As most of you know, or should know, Section 4958 of the Code, enacted in 1996, imposes excise taxes on both “disqualified persons” who receive an “excess benefit” from an exempt organization and any organization manager who knowingly participates in an excess benefit transaction.
When an economic benefit is not treated as compensation by the organization, the benefit is presumed to constitute an excess benefit transaction in its entirety, unless the disqualified person can establish that it was properly excludable from income for income tax purposes, or involved a legitimate non-compensatory transaction with the organization.
In February of 2010, the IRS began its first Employment Tax National Research Project in 25 years. This three-year “study” focuses on uncollected taxes in the area of employment for both taxable and exempt entities. As part of this study, 2,000 taxpayers are being selected each year for a comprehensive audit. Fringe benefits are one of the main areas of focus in these audits, making this a priority issue for the IRS.
Exempt organizations should take note. While executives of charitable organizations often receive fringe benefits as part of their compensation package, organizations may fail to include the value of those benefits when calculating the total compensation paid to executives and may fail to report them on the executive’s W-2. If taxable fringe benefits are not included on the executive’s W-2, the omitted amount is an “automatic” excess benefit transaction.

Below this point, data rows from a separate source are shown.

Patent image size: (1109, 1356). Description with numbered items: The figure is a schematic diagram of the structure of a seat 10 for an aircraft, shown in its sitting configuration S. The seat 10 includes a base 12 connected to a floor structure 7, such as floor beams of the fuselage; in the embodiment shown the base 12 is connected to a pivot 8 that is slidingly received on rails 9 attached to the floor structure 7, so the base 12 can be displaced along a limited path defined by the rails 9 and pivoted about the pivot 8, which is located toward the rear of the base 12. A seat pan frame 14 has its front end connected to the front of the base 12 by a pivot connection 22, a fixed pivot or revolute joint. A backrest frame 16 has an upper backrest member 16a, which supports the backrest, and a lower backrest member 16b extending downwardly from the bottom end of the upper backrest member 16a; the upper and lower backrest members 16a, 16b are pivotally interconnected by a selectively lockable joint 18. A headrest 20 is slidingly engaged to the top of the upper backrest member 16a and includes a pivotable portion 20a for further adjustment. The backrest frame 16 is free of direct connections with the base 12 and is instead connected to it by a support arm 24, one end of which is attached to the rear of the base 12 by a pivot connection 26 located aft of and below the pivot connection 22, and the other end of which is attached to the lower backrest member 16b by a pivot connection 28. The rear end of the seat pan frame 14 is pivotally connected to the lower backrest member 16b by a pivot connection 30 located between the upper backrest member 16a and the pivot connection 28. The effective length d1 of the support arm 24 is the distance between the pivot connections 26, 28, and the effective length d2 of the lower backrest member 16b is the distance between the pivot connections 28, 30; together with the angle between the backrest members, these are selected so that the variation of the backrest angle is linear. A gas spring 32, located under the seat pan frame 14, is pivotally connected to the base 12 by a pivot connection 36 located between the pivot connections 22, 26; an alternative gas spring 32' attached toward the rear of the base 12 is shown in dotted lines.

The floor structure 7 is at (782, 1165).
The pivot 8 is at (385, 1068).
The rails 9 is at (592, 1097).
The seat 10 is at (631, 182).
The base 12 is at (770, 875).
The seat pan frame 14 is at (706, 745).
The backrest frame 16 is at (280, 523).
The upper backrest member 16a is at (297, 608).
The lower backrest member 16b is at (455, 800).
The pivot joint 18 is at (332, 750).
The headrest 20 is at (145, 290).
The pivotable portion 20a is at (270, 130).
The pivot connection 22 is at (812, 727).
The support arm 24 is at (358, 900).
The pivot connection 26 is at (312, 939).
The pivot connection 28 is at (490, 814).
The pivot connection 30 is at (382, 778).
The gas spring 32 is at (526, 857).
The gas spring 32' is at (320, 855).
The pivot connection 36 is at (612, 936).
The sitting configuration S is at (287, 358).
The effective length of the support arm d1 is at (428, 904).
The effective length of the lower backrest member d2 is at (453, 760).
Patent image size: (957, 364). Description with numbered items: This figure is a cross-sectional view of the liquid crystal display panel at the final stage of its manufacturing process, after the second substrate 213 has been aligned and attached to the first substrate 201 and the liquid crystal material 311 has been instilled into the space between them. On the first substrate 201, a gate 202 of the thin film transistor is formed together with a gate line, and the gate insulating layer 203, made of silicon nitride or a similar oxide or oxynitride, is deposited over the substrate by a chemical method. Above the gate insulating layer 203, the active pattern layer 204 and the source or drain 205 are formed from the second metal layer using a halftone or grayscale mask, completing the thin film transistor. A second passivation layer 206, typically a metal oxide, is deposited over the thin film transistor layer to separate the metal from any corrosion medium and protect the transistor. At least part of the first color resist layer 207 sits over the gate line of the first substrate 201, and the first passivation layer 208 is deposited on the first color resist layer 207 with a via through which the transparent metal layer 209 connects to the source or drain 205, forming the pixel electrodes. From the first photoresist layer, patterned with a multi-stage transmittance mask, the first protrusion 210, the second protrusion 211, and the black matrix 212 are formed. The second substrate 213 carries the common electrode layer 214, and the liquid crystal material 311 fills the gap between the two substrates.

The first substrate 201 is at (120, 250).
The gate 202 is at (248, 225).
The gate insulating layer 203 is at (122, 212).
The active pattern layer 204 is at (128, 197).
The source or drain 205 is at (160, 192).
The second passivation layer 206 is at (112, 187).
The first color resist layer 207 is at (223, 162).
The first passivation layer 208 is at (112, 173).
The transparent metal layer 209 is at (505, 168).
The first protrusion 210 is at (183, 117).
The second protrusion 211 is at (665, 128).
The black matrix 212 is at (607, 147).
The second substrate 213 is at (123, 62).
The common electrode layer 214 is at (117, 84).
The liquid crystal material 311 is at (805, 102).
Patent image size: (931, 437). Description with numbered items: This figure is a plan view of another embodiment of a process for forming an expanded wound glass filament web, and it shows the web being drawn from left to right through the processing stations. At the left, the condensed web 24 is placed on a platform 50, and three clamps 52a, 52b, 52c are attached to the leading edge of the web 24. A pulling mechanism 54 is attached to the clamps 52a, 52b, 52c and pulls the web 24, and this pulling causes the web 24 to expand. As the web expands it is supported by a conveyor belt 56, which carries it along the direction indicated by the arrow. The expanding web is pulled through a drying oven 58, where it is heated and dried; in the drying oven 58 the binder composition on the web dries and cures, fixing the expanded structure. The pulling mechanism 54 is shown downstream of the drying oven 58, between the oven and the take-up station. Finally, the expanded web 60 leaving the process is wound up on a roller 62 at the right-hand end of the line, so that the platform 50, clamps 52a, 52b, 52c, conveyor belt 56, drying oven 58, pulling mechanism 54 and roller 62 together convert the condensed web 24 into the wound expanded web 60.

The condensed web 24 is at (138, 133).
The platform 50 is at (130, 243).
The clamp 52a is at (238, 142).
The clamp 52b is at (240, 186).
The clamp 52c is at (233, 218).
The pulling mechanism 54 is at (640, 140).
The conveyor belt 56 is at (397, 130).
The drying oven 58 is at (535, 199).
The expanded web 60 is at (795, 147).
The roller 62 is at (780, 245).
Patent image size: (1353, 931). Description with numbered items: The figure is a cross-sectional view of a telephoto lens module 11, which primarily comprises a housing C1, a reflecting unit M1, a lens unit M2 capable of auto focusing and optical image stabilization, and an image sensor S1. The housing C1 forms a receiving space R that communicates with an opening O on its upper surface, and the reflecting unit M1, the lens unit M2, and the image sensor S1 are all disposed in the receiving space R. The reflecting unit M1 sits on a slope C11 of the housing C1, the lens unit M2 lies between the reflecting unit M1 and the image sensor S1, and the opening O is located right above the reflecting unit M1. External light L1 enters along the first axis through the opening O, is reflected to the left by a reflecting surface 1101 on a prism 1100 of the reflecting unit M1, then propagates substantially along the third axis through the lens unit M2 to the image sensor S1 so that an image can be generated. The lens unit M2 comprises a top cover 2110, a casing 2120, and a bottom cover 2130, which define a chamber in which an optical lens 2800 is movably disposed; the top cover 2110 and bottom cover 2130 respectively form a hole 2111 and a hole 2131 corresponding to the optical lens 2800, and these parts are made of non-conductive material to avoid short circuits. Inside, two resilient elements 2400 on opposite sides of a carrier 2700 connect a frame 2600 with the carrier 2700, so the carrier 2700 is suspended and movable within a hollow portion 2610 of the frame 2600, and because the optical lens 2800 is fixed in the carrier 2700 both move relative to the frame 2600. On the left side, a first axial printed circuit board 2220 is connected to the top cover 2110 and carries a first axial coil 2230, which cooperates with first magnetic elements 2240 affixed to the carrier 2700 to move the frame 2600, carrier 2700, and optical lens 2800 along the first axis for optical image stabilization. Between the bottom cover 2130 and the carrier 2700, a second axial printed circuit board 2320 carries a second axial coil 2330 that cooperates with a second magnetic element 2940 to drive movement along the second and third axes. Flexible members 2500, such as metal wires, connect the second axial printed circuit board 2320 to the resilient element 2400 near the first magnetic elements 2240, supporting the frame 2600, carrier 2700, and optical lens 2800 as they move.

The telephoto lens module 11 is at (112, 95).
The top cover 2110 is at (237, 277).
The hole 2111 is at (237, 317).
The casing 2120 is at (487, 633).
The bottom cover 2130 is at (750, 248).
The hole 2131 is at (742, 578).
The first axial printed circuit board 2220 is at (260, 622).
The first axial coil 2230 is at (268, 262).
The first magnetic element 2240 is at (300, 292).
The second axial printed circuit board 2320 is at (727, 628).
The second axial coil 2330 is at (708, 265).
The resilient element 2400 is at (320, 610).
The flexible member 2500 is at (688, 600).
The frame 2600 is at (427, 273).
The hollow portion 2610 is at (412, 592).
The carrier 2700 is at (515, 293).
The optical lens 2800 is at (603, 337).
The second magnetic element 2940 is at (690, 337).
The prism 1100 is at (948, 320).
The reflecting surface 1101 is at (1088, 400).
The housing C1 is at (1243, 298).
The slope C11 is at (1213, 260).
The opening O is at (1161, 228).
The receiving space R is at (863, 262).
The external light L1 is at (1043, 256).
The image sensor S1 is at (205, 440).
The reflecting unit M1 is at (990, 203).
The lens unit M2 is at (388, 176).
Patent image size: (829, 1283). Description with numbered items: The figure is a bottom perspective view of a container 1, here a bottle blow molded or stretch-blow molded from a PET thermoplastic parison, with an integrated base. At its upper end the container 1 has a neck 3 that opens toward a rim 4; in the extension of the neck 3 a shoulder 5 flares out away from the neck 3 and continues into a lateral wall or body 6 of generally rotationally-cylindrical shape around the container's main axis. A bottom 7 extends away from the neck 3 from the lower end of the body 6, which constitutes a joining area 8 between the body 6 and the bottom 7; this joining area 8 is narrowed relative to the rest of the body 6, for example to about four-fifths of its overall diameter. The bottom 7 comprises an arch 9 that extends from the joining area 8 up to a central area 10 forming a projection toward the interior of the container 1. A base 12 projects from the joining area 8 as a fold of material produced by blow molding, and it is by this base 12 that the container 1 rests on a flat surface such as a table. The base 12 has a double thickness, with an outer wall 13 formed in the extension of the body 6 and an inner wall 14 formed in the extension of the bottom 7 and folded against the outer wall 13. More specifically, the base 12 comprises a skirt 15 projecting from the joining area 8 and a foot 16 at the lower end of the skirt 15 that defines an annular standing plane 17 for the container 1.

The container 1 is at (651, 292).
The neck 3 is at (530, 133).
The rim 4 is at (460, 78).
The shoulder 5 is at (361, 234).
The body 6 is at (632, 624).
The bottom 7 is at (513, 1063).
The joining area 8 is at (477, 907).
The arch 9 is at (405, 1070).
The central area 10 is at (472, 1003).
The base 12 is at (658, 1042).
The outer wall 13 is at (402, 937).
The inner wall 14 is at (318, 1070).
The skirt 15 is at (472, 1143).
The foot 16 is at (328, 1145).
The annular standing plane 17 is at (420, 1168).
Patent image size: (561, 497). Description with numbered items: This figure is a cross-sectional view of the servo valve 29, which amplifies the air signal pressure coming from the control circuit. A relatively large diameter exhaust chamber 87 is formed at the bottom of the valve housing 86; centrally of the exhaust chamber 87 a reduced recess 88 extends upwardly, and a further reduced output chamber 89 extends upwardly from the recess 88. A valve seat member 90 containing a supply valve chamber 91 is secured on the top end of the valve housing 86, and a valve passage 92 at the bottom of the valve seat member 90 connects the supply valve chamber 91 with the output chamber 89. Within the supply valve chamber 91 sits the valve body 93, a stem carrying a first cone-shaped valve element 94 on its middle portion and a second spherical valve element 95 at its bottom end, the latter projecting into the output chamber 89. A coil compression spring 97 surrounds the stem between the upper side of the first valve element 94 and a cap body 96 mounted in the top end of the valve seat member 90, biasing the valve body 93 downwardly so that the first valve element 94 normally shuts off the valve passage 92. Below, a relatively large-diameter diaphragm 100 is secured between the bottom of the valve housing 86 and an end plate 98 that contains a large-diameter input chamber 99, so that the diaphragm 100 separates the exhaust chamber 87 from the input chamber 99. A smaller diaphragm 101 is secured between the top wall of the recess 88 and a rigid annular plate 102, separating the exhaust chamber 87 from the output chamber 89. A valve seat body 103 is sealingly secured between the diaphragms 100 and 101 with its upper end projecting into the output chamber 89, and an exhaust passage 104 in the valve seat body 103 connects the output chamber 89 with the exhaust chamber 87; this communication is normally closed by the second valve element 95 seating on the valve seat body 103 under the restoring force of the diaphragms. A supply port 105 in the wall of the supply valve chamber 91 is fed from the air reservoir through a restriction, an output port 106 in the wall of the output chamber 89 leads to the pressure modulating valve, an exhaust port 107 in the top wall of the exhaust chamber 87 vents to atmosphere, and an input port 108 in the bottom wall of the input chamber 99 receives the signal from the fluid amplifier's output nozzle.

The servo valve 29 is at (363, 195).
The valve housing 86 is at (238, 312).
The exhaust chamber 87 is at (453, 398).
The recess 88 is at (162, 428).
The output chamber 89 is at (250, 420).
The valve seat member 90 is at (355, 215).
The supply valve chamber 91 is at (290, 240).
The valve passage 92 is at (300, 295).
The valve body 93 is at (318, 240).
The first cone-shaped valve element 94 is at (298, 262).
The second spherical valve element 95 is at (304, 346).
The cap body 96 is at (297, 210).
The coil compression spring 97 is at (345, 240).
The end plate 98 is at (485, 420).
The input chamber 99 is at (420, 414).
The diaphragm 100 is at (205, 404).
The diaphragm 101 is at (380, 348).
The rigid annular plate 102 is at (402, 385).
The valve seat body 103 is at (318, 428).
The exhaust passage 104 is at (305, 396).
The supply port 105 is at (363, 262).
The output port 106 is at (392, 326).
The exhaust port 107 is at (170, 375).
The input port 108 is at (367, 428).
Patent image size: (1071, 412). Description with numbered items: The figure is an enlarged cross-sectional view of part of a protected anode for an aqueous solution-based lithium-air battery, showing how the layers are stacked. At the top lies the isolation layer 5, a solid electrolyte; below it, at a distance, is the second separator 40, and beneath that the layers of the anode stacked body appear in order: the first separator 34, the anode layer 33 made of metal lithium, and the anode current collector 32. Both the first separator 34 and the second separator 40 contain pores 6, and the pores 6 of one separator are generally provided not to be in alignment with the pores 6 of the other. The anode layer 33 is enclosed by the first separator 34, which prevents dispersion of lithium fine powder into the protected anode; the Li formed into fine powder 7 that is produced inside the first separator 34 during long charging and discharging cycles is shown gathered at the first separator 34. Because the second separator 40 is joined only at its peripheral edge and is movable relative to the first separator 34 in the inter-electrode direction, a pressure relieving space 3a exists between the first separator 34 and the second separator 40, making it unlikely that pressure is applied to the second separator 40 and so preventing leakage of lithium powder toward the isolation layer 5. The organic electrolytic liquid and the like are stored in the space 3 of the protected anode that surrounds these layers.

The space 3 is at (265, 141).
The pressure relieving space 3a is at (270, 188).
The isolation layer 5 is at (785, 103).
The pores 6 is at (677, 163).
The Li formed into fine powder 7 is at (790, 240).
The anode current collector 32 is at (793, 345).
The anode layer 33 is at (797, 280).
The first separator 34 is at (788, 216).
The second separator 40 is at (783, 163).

Conference attendees report that Peter Lorenzetti, a manager in the Exempt Organizations division of the IRS, warned exempt organizations that for excludable working condition fringe benefits, organizations must put in place a comprehensive plan that provides guidance on reimbursements and requires employees to substantiate the expenses. A panelist at the conference noted that employees must present original receipts, rather than credit card statements, in order to meet these substantiation requirements. The panelist recommended that the board of an exempt organization should routinely review the CEO’s expense reimbursements to insure that they are appropriate. The IRS manager also reminded exempt organizations that with respect to any taxable fringe benefits, an organization must make its intent to treat such benefits as compensation clear in order to avoid the presumption that the provision of such benefits constitutes an excess benefit transaction.